New book by history professor examines fragile masculinity in postwar America

Professor Steven Watts: “What I began to discover was that Kennedy, in the public realm, offered a kind of antidote to that great fear of the weakening of American men.”
Author Steven Watts presents his recently published book “JFK and the Masculine Mystique: Sex and Power on the New Frontier.”

History professor Steven Watts released a new book, “JFK and the Masculine Mystique: Sex and Power on the New Frontier,” on Nov. 8. The book examines how the growing domesticity of men and John F. Kennedy’s cult of personality affected Kennedy’s presidential career.

Watts has been a professor since the late ‘80s and has written other books focusing on important figures in American culture like Walt Disney and Hugh Hefner.

After writing books on mainly cultural figures, Watts wanted to write about a political figure through a cultural lens. Kennedy sprung to his mind.

“Of course there’s a huge number of books written about Kennedy, but what I was really interested in is his popularity,” Watts said. “Because [in] the polls that have been taken of American presidents … he is at the very top of the list in terms of popularity.”

Watts said that after he did some investigation, Kennedy's politics were not what made him extremely popular, and in many ways, he was a “run-of-the-mill centrist.” Instead, Watts started noticing that magazines and writers in the ’50s and ’60s argued that men were being emasculated by suburban domesticity, consumer comfort and the rise of women in the workplace.

“What I began to discover was that Kennedy, in the public realm, offered a kind of antidote to that great fear of the weakening of American men because he bursts onto the scene as this vibrant, vigorous, handsome young man, a war hero, very cool and sophisticated, very tough-minded as an anti-communist figure,” Watts said.

Watts’ research assistant, Cassandra Yacovazzi, became interested in the project when she realized that this was “not just another biography on JFK.”

“Watts wanted, as he put it, ‘to penetrate the fog of Camelot,’ to really understand the cultural appeal of JFK,” Yacovazzi said. “I think he does that really well in … identifying this crisis of masculinity that preceded Kennedy’s administration and the way in which Kennedy himself embodied this masculine idea and beyond.”

In his book, Watts also looks at how Kennedy’s policies were influenced by his personality.

“For example, I think his anti-communism and the shape that it took with regard to Cuba is very much tied to the James Bond view of the world that Kennedy had,” Watts said.

Watts also studied the ways that Kennedy’s masculine image affected his appeal to the American voters. Beyond just Kennedy’s image, Watts said the people Kennedy surrounded himself with, like Frank Sinatra, Hugh Hefner and Norman Mailer, also led to his “mystique.”
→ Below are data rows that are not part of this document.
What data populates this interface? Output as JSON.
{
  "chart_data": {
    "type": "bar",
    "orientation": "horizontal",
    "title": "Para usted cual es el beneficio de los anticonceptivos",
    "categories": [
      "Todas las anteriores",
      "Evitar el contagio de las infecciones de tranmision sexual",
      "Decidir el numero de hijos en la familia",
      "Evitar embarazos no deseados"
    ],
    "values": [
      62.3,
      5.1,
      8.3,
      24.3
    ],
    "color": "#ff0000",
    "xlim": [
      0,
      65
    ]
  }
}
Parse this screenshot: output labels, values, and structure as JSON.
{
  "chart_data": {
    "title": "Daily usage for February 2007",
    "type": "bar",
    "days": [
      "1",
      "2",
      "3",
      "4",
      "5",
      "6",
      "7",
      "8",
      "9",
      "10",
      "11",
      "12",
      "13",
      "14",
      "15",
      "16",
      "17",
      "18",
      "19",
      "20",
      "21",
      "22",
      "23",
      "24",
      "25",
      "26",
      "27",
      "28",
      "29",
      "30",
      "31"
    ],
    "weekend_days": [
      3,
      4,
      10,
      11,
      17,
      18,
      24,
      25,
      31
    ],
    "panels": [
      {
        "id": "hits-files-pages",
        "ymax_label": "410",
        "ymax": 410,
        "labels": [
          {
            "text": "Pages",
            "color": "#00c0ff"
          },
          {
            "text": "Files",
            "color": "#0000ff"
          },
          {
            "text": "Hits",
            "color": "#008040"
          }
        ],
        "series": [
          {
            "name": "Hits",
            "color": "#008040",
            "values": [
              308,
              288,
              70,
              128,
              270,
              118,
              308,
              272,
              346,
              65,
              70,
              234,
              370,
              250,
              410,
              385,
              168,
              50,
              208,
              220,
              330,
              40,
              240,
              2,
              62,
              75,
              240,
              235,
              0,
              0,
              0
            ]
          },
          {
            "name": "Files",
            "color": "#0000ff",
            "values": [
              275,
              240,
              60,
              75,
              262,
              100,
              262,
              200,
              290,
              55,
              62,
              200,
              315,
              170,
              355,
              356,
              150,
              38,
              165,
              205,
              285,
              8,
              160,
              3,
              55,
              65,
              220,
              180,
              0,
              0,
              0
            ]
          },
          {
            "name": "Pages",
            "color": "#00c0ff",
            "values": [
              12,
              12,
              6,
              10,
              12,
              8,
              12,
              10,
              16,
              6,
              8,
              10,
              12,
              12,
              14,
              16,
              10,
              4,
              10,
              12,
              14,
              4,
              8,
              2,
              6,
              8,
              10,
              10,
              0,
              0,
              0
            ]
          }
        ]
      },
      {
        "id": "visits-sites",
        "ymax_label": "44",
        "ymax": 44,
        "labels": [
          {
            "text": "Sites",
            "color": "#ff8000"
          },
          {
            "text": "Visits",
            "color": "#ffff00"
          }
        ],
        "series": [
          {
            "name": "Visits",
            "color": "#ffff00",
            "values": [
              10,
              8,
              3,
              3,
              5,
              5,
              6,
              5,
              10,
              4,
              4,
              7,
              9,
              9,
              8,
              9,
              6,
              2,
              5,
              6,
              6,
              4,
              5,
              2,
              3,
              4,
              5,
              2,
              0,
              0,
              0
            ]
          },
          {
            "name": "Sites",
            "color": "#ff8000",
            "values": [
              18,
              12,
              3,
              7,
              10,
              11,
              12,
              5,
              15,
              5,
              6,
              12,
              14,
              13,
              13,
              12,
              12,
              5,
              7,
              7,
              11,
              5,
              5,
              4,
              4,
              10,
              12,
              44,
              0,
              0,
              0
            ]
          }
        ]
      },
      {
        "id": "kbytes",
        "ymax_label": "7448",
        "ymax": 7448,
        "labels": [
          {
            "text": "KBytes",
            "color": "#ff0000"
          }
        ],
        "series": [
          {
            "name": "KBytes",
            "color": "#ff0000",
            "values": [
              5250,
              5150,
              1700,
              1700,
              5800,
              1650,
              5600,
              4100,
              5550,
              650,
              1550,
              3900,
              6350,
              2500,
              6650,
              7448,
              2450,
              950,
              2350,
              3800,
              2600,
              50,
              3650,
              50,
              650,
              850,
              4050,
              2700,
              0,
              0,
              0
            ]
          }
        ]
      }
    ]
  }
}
Watts said Kennedy, because of his mystique, was like a Hollywood star. Kennedy’s cult of personality indicated a shift in America’s cultural landscape toward the leader as “celebrity.”

“I think you see that with Ronald Reagan,” Watts said. “I think you see that a little bit with Barack Obama in a same sort of way. And of course with [the recent election] I think you see another version of that as well.”

Yacovazzi also said that the “celebrity” appeal of Kennedy’s administration has become “really embroiled in politics.”

“I think that perhaps rings true for many Americans in the wake of the current election,” Yacovazzi said. “There’s a lot of talk about the influence of reality TV in this election and sound bites. I think we have perhaps gotten away from analyzing individual policies, and we have become more easily caught up in image, celebrity appeal and surface personality.”

Even though the celebrity aspect of politicians remains, Watts said that politicians are no longer mostly supported by ideals of masculinity. In the epilogue of the book, Watts said that the character Don Draper in the TV series “Mad Men” is very comparable to the persona of Kennedy. However, popular perception of Draper seems to suggest that the mystique of Kennedy has faded.

Watts said despite the nostalgic presentation in the show, Draper and society still frequently mistreated women.

“What ends up striking you more is that Draper, that kind of masculine mystique even with that nostalgic pull, really makes us uncomfortable or at least he’s not someone you would want to emulate in the modern world,” Watts said.

Watts said he hopes his book will encourage people to look at politics in a broader scope and examine if their political beliefs are their own or influenced by their culture.

“Having just come from through this political season here, all of us … probably like to think that we are all very rational creatures,” Watts said. “I would like to think it will encourage people to ponder their political positions, and how and why they got there.”